Nous ne pensons pas qu'il y ait une banque qui refuse, par plaisir, de financer une PME. Tant que les PME vont présenter des projets intéressants, en conformité avec les exigences bancaires, les banques vont toujours les accompagner. Elles ne sont pas en manque de ressources jusqu’à ce point. Au-delà des PME financées par les banques, beaucoup de PME sont financées aussi par les institutions de microfinance. Si nous faisons la somme de tout cela, nous obtenons un taux de financement des PME plus élevé, qui pourrait atteindre 60 à 70% ; ce qui est conforme à la structure des économies de nos pays.
C.F : Autrement dit, selon vous, le secteur bancaire constitue un maillon important dans l'accompagnement des PME ?
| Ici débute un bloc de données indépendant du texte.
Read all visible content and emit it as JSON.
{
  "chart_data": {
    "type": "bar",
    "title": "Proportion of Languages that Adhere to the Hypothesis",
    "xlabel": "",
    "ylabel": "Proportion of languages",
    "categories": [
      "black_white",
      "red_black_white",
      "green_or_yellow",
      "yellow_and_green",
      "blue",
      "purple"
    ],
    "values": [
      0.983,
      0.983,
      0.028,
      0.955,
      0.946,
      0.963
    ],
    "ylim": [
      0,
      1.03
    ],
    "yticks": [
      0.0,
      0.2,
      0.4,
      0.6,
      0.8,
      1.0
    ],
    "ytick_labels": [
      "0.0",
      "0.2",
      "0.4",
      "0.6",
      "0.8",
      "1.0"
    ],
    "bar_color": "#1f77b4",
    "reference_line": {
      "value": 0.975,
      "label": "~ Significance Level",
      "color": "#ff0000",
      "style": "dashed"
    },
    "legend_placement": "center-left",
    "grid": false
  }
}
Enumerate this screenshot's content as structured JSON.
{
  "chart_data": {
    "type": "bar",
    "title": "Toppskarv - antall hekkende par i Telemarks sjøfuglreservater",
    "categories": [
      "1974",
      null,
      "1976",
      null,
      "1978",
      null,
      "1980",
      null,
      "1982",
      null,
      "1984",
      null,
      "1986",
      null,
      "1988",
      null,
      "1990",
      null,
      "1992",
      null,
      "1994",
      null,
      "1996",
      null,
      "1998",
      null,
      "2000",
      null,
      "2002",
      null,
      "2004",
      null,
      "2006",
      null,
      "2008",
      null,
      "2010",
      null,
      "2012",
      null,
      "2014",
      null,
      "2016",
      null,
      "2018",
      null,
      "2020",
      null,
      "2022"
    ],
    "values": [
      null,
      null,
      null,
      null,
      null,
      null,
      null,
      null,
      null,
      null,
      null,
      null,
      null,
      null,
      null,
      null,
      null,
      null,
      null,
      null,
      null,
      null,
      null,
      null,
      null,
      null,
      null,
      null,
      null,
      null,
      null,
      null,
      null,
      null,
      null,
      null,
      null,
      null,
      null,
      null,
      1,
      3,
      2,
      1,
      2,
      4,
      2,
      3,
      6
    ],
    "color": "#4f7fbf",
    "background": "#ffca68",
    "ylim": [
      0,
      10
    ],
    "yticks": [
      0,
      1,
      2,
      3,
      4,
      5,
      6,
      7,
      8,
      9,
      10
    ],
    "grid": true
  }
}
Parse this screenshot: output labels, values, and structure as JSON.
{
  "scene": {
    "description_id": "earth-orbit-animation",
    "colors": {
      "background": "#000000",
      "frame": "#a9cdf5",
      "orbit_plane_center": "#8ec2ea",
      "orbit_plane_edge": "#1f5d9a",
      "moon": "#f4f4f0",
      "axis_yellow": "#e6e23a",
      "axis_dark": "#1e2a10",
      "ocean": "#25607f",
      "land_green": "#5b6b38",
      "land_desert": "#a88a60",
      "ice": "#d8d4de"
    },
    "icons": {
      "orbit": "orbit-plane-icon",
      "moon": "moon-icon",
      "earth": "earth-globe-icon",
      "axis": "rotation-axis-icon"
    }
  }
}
N.I.C : Oui, c'est un maillon important, et il le fait bien. Seulement, toutes les PME ne peuvent pas être financées par les banques. Il faudrait que certaines PME le sachent et qu’elles se réorganisent pour identifier d'autres sources de financement, afin de bénéficier plus tard du canal de la banque ; parce qu’il y a aujourd'hui plusieurs canaux de financement qu'elles ne devraient pas se limiter, en se contentant des banques.